A spokeswoman for Aldermore, said: “We are pleased with the residential mortgages performance in the first half of the year as net loans grew by 9%, which is broadly in line with the net loan growth in the other areas of our business. Origination was robust at £243m, which we expected given our decision to take advantage of the market conditions in buy-to-let lending ahead of the April deadline.”

CEO Phillip Monks said despite being a UK-based business, Aldermore was still exposed to the wider economic effects of the EU referendum result.

“To date, we have seen no direct impact on our business but we continue to monitor the situation closely and have a proven ability to react quickly to a changing environment,” he said.

“We remain optimistic about our future.

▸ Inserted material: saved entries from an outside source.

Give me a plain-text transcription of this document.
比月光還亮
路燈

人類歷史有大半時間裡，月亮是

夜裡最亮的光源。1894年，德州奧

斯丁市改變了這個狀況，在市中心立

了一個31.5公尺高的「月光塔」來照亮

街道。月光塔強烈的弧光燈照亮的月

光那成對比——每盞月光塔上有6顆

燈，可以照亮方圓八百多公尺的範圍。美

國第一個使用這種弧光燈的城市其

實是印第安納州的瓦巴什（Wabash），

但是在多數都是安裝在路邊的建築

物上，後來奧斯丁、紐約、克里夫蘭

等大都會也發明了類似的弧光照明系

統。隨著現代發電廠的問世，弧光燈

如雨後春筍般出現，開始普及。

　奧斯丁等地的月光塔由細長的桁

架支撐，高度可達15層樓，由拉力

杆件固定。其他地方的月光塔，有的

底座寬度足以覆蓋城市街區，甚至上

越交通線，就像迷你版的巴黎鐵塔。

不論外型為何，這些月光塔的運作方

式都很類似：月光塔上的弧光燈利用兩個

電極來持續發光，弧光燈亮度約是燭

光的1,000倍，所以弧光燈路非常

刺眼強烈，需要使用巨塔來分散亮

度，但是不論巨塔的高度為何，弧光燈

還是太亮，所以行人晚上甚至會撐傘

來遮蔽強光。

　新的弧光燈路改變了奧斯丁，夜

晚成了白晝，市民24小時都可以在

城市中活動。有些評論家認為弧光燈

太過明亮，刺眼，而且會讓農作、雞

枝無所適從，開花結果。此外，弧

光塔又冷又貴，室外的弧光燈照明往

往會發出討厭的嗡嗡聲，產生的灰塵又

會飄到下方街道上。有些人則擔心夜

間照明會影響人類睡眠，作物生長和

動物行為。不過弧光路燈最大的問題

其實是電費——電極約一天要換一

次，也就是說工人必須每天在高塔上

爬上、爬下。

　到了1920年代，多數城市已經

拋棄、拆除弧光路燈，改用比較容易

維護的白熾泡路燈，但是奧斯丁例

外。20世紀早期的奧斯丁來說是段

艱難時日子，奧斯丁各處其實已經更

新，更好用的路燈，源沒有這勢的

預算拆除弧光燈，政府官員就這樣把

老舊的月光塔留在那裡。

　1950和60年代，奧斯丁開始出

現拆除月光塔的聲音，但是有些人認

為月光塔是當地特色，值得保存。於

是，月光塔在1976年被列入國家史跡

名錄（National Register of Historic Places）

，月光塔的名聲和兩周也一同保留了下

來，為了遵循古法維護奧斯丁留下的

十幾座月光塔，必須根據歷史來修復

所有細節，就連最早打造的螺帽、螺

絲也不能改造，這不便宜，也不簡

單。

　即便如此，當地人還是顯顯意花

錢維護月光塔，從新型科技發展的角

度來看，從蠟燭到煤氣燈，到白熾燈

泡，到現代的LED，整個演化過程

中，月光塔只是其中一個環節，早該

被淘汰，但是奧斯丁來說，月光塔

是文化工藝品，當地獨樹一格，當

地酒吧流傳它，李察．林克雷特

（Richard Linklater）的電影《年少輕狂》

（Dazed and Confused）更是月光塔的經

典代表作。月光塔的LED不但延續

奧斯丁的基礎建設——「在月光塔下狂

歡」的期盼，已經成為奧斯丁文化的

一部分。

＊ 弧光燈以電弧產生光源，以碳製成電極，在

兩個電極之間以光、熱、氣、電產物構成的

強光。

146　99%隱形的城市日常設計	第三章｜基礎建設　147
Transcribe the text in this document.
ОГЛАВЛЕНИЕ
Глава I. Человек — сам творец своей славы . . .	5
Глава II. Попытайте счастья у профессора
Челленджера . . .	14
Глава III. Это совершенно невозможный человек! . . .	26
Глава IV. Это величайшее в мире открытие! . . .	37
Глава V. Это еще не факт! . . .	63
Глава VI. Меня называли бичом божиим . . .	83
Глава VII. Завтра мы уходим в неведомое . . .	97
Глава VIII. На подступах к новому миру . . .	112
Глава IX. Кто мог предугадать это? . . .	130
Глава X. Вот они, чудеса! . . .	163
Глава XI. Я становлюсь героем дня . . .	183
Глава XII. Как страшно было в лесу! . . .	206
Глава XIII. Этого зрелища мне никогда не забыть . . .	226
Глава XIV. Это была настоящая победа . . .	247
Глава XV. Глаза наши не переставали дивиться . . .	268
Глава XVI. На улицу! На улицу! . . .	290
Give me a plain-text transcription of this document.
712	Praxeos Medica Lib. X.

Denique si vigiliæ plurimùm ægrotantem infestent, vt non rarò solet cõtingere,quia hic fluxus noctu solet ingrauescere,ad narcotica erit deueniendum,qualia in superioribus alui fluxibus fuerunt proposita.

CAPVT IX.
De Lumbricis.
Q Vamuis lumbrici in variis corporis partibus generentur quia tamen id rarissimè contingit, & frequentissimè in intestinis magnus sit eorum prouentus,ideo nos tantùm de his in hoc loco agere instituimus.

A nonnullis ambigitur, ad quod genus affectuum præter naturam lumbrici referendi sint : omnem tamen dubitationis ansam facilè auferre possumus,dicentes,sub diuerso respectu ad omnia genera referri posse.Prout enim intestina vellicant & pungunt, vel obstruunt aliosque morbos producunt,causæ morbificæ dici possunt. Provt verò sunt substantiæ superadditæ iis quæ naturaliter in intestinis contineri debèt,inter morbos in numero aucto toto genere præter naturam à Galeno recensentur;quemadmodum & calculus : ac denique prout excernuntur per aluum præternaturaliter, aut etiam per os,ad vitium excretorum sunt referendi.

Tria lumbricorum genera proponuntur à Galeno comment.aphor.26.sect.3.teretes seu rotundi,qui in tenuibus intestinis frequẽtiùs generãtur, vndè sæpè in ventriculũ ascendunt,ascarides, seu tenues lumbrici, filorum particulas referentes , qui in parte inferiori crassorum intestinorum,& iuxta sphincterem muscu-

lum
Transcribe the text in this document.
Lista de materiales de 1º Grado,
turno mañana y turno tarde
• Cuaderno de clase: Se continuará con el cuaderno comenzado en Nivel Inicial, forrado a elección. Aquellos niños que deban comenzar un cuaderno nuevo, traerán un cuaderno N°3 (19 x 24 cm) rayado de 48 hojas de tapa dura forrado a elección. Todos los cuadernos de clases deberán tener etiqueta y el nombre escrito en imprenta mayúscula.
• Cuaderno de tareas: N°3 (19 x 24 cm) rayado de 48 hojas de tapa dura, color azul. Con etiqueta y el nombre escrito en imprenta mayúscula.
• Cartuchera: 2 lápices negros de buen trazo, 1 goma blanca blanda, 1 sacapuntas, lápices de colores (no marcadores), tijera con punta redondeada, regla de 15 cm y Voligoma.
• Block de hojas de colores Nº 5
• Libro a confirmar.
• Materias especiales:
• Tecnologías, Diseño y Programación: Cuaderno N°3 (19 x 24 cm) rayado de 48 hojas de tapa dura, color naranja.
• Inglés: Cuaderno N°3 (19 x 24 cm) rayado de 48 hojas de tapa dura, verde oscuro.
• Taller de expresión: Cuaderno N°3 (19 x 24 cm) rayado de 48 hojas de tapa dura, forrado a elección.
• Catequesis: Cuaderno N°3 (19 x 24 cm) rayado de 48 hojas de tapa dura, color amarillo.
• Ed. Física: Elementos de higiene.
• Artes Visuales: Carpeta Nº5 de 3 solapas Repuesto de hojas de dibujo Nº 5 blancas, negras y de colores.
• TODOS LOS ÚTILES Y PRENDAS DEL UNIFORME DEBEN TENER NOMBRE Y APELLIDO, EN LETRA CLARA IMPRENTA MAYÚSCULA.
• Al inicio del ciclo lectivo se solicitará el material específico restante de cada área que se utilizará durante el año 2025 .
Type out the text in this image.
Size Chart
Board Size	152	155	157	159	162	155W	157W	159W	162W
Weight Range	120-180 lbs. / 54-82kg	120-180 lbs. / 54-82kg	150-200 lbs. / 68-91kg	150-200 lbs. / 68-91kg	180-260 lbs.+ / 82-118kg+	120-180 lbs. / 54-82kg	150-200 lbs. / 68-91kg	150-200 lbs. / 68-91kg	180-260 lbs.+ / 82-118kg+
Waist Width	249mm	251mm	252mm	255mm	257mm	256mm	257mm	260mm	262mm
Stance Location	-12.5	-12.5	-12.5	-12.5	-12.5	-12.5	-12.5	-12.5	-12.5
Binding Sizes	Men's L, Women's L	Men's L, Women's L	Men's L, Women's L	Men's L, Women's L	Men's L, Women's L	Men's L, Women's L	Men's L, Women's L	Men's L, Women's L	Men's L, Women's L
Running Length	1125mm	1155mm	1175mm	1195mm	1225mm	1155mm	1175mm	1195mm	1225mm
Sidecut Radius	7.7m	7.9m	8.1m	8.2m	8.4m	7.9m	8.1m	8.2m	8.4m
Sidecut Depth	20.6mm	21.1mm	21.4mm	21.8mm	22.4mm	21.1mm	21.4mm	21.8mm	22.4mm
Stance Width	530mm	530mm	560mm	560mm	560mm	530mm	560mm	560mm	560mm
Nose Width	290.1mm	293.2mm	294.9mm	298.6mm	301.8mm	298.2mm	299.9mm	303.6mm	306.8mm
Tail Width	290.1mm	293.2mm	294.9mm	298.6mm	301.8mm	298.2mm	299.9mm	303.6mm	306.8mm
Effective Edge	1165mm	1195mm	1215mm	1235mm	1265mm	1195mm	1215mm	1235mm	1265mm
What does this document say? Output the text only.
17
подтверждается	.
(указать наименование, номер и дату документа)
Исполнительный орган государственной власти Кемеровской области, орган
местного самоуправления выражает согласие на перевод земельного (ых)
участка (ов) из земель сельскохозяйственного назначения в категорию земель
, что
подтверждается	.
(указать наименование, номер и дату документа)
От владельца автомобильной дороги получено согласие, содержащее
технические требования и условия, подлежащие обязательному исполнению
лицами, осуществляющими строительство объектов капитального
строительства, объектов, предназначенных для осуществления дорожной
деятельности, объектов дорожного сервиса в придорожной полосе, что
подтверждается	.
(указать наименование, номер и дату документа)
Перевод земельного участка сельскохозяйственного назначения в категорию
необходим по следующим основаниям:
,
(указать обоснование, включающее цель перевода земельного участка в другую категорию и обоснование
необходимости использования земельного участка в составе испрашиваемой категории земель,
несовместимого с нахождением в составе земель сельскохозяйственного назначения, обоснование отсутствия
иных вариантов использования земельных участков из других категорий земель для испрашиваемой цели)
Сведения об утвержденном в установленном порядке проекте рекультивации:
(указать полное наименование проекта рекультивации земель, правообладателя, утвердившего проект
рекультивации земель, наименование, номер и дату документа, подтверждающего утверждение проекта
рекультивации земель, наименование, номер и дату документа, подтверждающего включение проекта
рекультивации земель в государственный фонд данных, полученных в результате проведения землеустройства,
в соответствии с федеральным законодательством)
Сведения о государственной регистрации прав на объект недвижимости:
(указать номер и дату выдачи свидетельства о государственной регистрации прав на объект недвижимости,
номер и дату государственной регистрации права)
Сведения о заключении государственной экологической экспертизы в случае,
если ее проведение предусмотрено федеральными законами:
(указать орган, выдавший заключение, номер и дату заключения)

Building on our strong track record of delivery across our prudently constructed portfolio and with our experienced management team, modern systems and efficient operating platform, we remain confident that we will successfully navigate the challenges ahead as well as take advantage of the opportunities that change may bring.”

Underlying profit before tax at Aldermore was up by 45% to £63m in the first half of 2016, while the bank improved its cost-to-income ratio by 8 percentage points to 45%. Its net interest margin, which is the difference between interest income and the amount paid out to customers, remained the same since the same period last year at 3.6%.